Since about 1560, the French Calvinist2 Protestants were called Huguenots. In France, they were severely persecuted, particularly in the 16th and 17 Centuries.

Persecution of the Huguenots
Persecution of the Huguenots

 

In the 1520s, the first French Protestant refugees left the country. On St. Bartholomew's Day (the night of August 24, 1572), approximately 3,000 were killed in Paris and between 10,000 and 30,000 people were killed in the countryside. Subsequently, many Huguenots fled to the Calvinist Palatinate. A temporary calm was restored with the Edict of Nantes3 (1598).

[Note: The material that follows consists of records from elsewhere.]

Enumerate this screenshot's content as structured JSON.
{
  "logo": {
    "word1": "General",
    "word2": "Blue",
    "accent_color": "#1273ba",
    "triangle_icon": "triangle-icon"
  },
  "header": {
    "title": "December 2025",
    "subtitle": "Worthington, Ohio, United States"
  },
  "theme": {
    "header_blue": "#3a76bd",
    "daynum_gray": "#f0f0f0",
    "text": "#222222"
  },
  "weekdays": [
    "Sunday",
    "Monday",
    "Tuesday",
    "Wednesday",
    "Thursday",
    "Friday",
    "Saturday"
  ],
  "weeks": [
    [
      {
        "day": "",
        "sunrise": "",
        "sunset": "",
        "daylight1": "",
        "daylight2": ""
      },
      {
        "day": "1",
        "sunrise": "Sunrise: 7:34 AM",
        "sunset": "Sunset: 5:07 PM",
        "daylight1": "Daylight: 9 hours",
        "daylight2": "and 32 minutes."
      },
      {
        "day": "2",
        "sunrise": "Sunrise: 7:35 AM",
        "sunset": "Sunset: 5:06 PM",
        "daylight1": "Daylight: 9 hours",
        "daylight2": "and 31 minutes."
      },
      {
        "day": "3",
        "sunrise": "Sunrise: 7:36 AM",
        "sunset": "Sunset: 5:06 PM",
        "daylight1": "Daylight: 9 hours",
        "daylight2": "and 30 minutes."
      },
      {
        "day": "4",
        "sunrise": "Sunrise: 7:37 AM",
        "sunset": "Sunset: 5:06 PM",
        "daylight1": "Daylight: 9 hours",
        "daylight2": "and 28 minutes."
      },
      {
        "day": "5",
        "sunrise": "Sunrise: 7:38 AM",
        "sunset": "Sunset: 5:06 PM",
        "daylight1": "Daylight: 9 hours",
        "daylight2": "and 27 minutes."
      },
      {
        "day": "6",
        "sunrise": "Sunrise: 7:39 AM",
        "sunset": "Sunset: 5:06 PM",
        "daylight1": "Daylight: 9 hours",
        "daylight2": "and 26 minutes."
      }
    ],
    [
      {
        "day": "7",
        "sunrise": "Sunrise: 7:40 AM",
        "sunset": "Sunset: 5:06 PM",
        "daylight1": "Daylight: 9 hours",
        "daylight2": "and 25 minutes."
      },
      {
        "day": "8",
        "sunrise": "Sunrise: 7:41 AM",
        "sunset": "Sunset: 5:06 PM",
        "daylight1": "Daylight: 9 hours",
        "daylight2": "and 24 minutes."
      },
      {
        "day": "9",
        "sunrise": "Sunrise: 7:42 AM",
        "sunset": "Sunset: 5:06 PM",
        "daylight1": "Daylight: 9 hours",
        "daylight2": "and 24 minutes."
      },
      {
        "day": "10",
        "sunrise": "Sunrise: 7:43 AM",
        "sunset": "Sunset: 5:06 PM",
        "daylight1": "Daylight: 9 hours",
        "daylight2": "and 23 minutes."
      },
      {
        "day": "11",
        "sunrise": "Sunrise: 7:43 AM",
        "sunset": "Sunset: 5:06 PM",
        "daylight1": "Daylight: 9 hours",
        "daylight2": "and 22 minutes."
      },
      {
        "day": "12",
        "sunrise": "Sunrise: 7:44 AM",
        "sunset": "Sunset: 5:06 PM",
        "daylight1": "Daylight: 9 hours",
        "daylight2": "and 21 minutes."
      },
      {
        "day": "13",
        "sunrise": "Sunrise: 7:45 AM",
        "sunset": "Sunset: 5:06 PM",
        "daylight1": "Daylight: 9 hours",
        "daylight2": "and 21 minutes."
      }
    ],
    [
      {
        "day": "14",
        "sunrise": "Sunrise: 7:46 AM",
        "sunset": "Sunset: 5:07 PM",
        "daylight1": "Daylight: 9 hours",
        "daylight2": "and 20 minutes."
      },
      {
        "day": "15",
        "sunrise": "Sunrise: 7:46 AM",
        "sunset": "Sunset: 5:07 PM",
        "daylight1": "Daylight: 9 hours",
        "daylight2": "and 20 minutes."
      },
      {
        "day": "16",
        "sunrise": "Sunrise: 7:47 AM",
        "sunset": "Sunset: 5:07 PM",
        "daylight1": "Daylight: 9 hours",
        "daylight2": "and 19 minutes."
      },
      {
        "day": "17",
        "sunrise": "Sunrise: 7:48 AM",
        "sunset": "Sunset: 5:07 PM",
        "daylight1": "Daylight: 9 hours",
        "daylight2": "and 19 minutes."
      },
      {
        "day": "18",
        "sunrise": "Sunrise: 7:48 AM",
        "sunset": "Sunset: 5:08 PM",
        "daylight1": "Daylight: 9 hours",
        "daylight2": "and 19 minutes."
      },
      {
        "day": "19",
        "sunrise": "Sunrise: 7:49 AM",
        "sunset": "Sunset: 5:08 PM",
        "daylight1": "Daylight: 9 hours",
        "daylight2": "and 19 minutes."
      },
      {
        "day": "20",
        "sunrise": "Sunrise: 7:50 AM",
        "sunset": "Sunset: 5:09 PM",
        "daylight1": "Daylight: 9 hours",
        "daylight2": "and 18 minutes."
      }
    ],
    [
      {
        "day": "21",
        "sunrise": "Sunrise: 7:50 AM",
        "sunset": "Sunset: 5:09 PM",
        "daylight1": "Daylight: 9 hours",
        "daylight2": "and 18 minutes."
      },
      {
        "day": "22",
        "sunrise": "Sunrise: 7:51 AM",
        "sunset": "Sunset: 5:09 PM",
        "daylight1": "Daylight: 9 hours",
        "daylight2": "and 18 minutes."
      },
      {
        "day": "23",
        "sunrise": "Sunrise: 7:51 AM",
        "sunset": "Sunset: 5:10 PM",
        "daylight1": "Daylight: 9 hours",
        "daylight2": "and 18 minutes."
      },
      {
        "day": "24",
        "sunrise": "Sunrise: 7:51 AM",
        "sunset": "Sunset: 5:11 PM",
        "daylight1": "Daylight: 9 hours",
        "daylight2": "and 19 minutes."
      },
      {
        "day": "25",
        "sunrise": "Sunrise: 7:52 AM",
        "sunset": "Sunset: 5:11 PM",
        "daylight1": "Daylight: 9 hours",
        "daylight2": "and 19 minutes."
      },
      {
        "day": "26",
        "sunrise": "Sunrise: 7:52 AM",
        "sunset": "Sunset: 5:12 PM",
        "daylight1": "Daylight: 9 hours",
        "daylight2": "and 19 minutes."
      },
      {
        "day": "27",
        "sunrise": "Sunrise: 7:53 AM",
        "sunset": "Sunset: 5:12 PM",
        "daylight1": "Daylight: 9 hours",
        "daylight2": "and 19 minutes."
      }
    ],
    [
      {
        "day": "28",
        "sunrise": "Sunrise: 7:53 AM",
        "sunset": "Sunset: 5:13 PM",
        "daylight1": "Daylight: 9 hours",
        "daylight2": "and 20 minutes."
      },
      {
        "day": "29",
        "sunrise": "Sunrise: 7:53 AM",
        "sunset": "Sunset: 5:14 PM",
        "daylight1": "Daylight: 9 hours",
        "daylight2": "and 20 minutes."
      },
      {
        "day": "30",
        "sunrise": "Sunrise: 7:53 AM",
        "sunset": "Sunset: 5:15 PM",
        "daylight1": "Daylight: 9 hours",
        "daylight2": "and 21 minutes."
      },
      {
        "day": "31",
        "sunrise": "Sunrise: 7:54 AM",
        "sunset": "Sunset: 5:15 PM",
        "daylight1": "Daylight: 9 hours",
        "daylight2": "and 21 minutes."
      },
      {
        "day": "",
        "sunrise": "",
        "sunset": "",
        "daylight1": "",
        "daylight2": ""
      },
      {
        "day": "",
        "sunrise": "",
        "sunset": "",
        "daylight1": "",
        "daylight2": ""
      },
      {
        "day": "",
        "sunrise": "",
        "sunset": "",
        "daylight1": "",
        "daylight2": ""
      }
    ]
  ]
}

François Dubois: Paris during the St. Bartholomew's Day massacre
François Dubois: Paris during the St. Bartholomew's Day massacre

 

Louis XIV
Louis XIV

When Louis XIV took over the government in 1661, he initiated a large-scale conversion to Catholicism, combined with the systematic persecution of the Huguenots. This was associated with a ban on emigration due to the onset of waves of refugees fleeing in 1669. Despite this ban on emigration about 200,000 refugees (Huguenots and Waldensians4 from the Pragela valley) left their homes over a period of fifty years.

Especially great was the number of refugees in the period from 1670 to 1720. They frequently traveled hundreds of miles on foot to find a new location. Many craftsmen, traders, businessmen and military officers were among them, as well as members of the high and lower nobility. They fled to the surrounding Protestant countries (England, the Holy Roman Empire, Netherlands, Denmark, Sweden, Switzerland), the British colonies in North America, and to Russia and South Africa. Most Huguenots, mainly from the north and west of France went to the United Netherlands, Denmark, Sweden and England while the Huguenots from the southeast found their first refuge in the Reformed5 (Calvinist) territories of Switzerland. Many then resettled in Germany.

Huguenot cross
Huguenot cross

About 40,000 Huguenots were settled in the German Reformed and Lutheran territories, almost half in Brandenburg-Prussia. Others found new homes in Hesse, the Palatinate, Franconia, Baden-Württemberg, Lower Saxony, and the Hanseatic towns.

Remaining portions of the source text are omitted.